Hate Grows in Brooklyn

Escorted by 200 policemen, the little band of frightened black and Puerto Rican seventh-graders last week walked slowly from their bus to the school door. "You ain't people, you're animals!" shouted someone in the crowd of 1,500 jeering, egg-throwing whites who were massed behind police barricades. "Go back to the zoo."

Thus, in a scene reminiscent of the worst Southern crises of years past, of Little Rock and New Orleans and Birmingham, forced school integration came to Brooklyn's Canarsie section.

The 80,000 people of Canarsie are 95% white, mostly Italians who started settling when this was still a marshland lit by the glow of municipal trash fires, and then Jews who moved in to escape the increasing number of blacks in adjoining Brownsville. They are mostly working and lower-middle class (college graduates: 6.6% ; average income: $12,303), proud of their neat brick houses. Canarsie, then, is typical of the defacto segregation in Northern cities (New York is 21% black, but some schools are 95% black or 95% white, depending on the area), and so it was in Canarsie that school officials decided to attack the problem.

They assigned 32 black and Puerto Rican children from the Brownsville ghetto to Canarsie's John Wilson Junior High School. The all-white local school board in Canarsie, however, voted 5 to 4 not to accept the Brownsville children. The 1,600 pupils in the Wilson School are already 32% nonwhite (because of two nearby housing projects), and white parents expressed fears that the admission of more minority children might start a white exodus.

In mid-October, School Chancellor Harvey B. Scribner insisted that the children go to Wilson. Some 200 white parents, most of them housewives, thereupon locked themselves into the building, forcing it to close. Equally adamant, the Brownsville parents rented a bus and took their children to class. For three days the whites occupied the school, sleeping on the gym floor. Outside, the black children sat aboard their bus throughout the class hours and then returned home for the night.

Threats of a court order routed out the parents, but soon Chancellor Scribner vacillated. Hoping to reduce hostilities, he reassigned the Brownsville children to nearby Isaac Bildersee Junior High School, which is 97% white. Within a week, Scribner was overruled by the city's central school board, which declared that the Brownsville children had "already been the victims of traumatic rejection," had had their educations interrupted for seven weeks, and should not serve as the "battering ram" to integrate Bildersee.

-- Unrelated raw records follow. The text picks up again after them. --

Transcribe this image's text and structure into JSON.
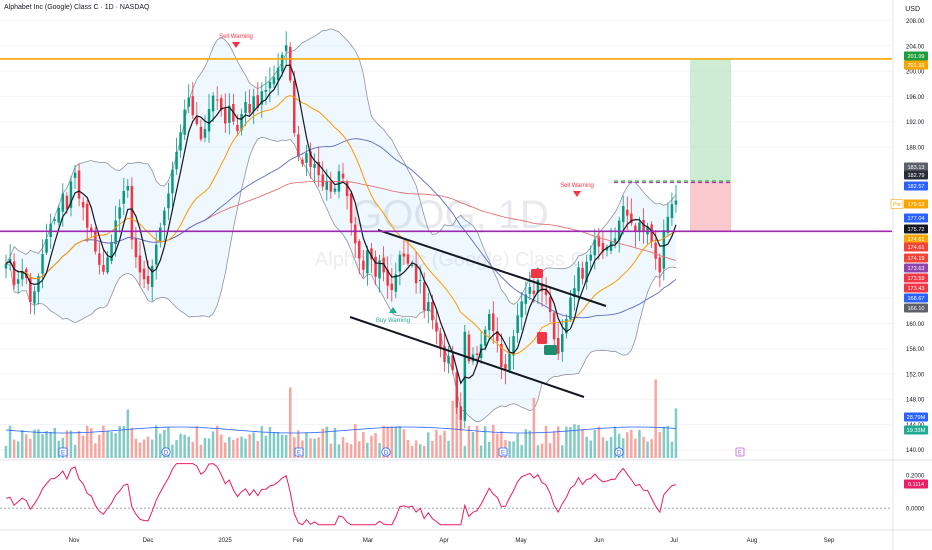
{
  "header": {
    "title": "Alphabet Inc (Google) Class C · 1D · NASDAQ",
    "currency": "USD"
  },
  "watermark": {
    "symbol": "GOOG, 1D",
    "name": "Alphabet Inc (Google) Class C"
  },
  "chart_data": {
    "type": "candlestick",
    "ticker": "GOOG",
    "timeframe": "1D",
    "exchange": "NASDAQ",
    "yaxis": {
      "range": [
        139,
        210
      ],
      "ticks": [
        208.0,
        204.0,
        200.0,
        196.0,
        192.0,
        188.0,
        164.0,
        160.0,
        156.0,
        152.0,
        148.0,
        144.0,
        140.0
      ]
    },
    "xaxis": {
      "ticks": [
        "Nov",
        "Dec",
        "2025",
        "Feb",
        "Mar",
        "Apr",
        "May",
        "Jun",
        "Jul",
        "Aug",
        "Sep"
      ]
    },
    "price_labels": [
      {
        "value": "201.99",
        "color": "#1e9e3a"
      },
      {
        "value": "201.93",
        "color": "#f7a600"
      },
      {
        "value": "183.13",
        "color": "#5d606b"
      },
      {
        "value": "182.79",
        "color": "#2a2e39"
      },
      {
        "value": "182.57",
        "color": "#2962ff"
      },
      {
        "value": "179.53",
        "color": "#f7a600",
        "tag": "Pre"
      },
      {
        "value": "177.04",
        "color": "#2962ff"
      },
      {
        "value": "175.72",
        "color": "#131722"
      },
      {
        "value": "174.61",
        "color": "#f7a600"
      },
      {
        "value": "174.61",
        "color": "#f44336"
      },
      {
        "value": "174.19",
        "color": "#f44336"
      },
      {
        "value": "173.63",
        "color": "#8e44ad"
      },
      {
        "value": "173.59",
        "color": "#f23645"
      },
      {
        "value": "173.43",
        "color": "#f23645"
      },
      {
        "value": "168.67",
        "color": "#2962ff"
      },
      {
        "value": "166.10",
        "color": "#5d606b"
      },
      {
        "value": "28.79M",
        "color": "#2962ff"
      },
      {
        "value": "19.33M",
        "color": "#22ab94"
      }
    ],
    "annotations": [
      {
        "text": "Sell Warning",
        "date": "2025-01-14",
        "marker": "down"
      },
      {
        "text": "Sell Warning",
        "date": "2025-05-22",
        "marker": "down"
      },
      {
        "text": "Buy Warning",
        "date": "2025-03-13",
        "marker": "up"
      }
    ],
    "horizontal_lines": [
      {
        "value": 201.93,
        "color": "#f7a600"
      },
      {
        "value": 174.61,
        "color": "#9c27b0"
      }
    ],
    "position_tool": {
      "entry": 174.61,
      "target": 201.93,
      "stop": 182.57,
      "start": "2025-07-08",
      "end": "2025-07-22"
    },
    "event_markers": [
      "E",
      "D",
      "E",
      "D",
      "E",
      "D",
      "E"
    ],
    "oscillator": {
      "ticks": [
        "0.2000",
        "0.0000"
      ],
      "last_label": "0.1114",
      "range": [
        -0.12,
        0.28
      ]
    },
    "close_series": [
      169.5,
      170.2,
      166.1,
      167.0,
      168.3,
      167.2,
      163.4,
      165.1,
      167.5,
      171.0,
      173.4,
      175.8,
      176.5,
      178.3,
      180.6,
      178.1,
      182.5,
      183.9,
      179.8,
      178.4,
      175.2,
      174.5,
      171.4,
      169.3,
      168.2,
      170.5,
      172.9,
      176.3,
      178.4,
      181.0,
      181.8,
      173.3,
      170.5,
      168.1,
      167.0,
      166.3,
      169.1,
      172.5,
      175.2,
      177.9,
      180.6,
      184.4,
      187.2,
      190.3,
      193.9,
      195.8,
      193.0,
      191.6,
      189.2,
      190.8,
      194.0,
      196.1,
      195.4,
      193.8,
      191.7,
      194.5,
      192.0,
      190.5,
      193.2,
      195.1,
      193.4,
      196.0,
      194.2,
      196.8,
      197.0,
      198.3,
      199.0,
      200.5,
      202.6,
      204.1,
      198.5,
      190.2,
      186.5,
      185.3,
      187.0,
      184.8,
      185.3,
      183.5,
      181.7,
      182.6,
      180.9,
      181.4,
      184.1,
      183.0,
      180.2,
      175.9,
      172.7,
      170.3,
      168.5,
      171.6,
      170.2,
      167.4,
      170.0,
      168.1,
      166.0,
      165.3,
      167.8,
      170.9,
      170.6,
      169.5,
      169.3,
      166.4,
      166.9,
      162.1,
      163.4,
      160.5,
      158.7,
      156.3,
      153.9,
      154.8,
      152.6,
      146.7,
      144.7,
      158.7,
      154.0,
      155.1,
      155.0,
      156.7,
      159.0,
      161.5,
      158.8,
      157.2,
      153.1,
      152.8,
      155.4,
      158.0,
      161.3,
      163.5,
      164.6,
      165.8,
      164.7,
      166.9,
      165.1,
      164.5,
      161.8,
      157.5,
      155.2,
      158.3,
      160.7,
      164.1,
      165.6,
      168.9,
      167.1,
      169.8,
      170.9,
      173.3,
      172.2,
      171.4,
      172.1,
      173.0,
      173.5,
      176.3,
      178.6,
      177.1,
      175.9,
      174.5,
      176.0,
      174.7,
      175.4,
      172.9,
      170.3,
      168.1,
      174.8,
      176.9,
      178.9,
      179.5
    ],
    "annotation_dates": [
      "2025-01-14",
      "2025-05-22",
      "2025-03-13"
    ]
  }
}
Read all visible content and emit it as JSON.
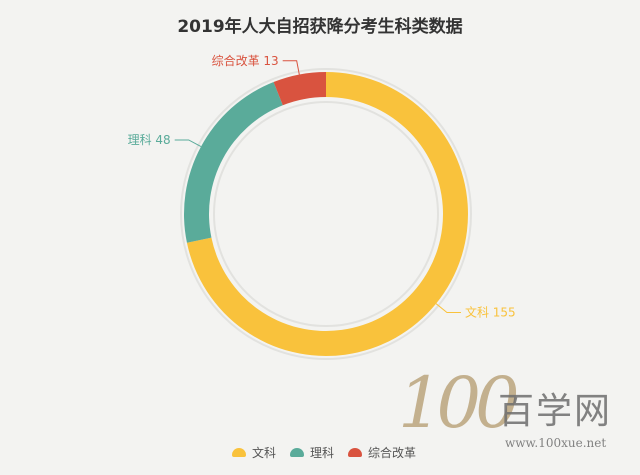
{
  "chart_data": {
    "type": "pie",
    "title": "2019年人大自招获降分考生科类数据",
    "categories": [
      "文科",
      "理科",
      "综合改革"
    ],
    "values": [
      155,
      48,
      13
    ],
    "colors": [
      "#f9c23c",
      "#5aab9a",
      "#d9533f"
    ],
    "label_texts": [
      "文科 155",
      "理科 48",
      "综合改革 13"
    ],
    "donut": true,
    "legend_position": "bottom"
  },
  "watermark": {
    "logo_text": "100",
    "brand_text": "百学网",
    "url_text": "www.100xue.net"
  }
}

The ruling inflamed whites at Wilson all over again. "These children will never be welcome here," vowed Mrs. Judy Koretz, president of the Wilson School Parents' Association. White parents organized a boycott that shut down the neighborhood's eight schools, idling some 9,500 young people--many of whom spilled out into the streets and threatened one another with bats and chains. Police escorted the Brownsville children into Wilson, but the school was nearly empty, and after lunch they simply sat in an auditorium--watching a film on democracy.

At first, both sides seemed ready for a long siege. "They're tired of running, and we're tired of being pushed around," said the Rev. Wilbert B. Miller, a leader of the Brownsville parents. "And there you have an impasse." Nevertheless, school officials worked toward a compromise that would keep the children in Wilson, yet calm fears of a black invasion. "We don't want integration with these people," explained Thomas Duckett, 35, a Brownsville father of four boys, "we want quality education. If my kids can't make it on this level," he said, gesturing at the school, "what are they going to do when they reach my age?" Then he burst into tears.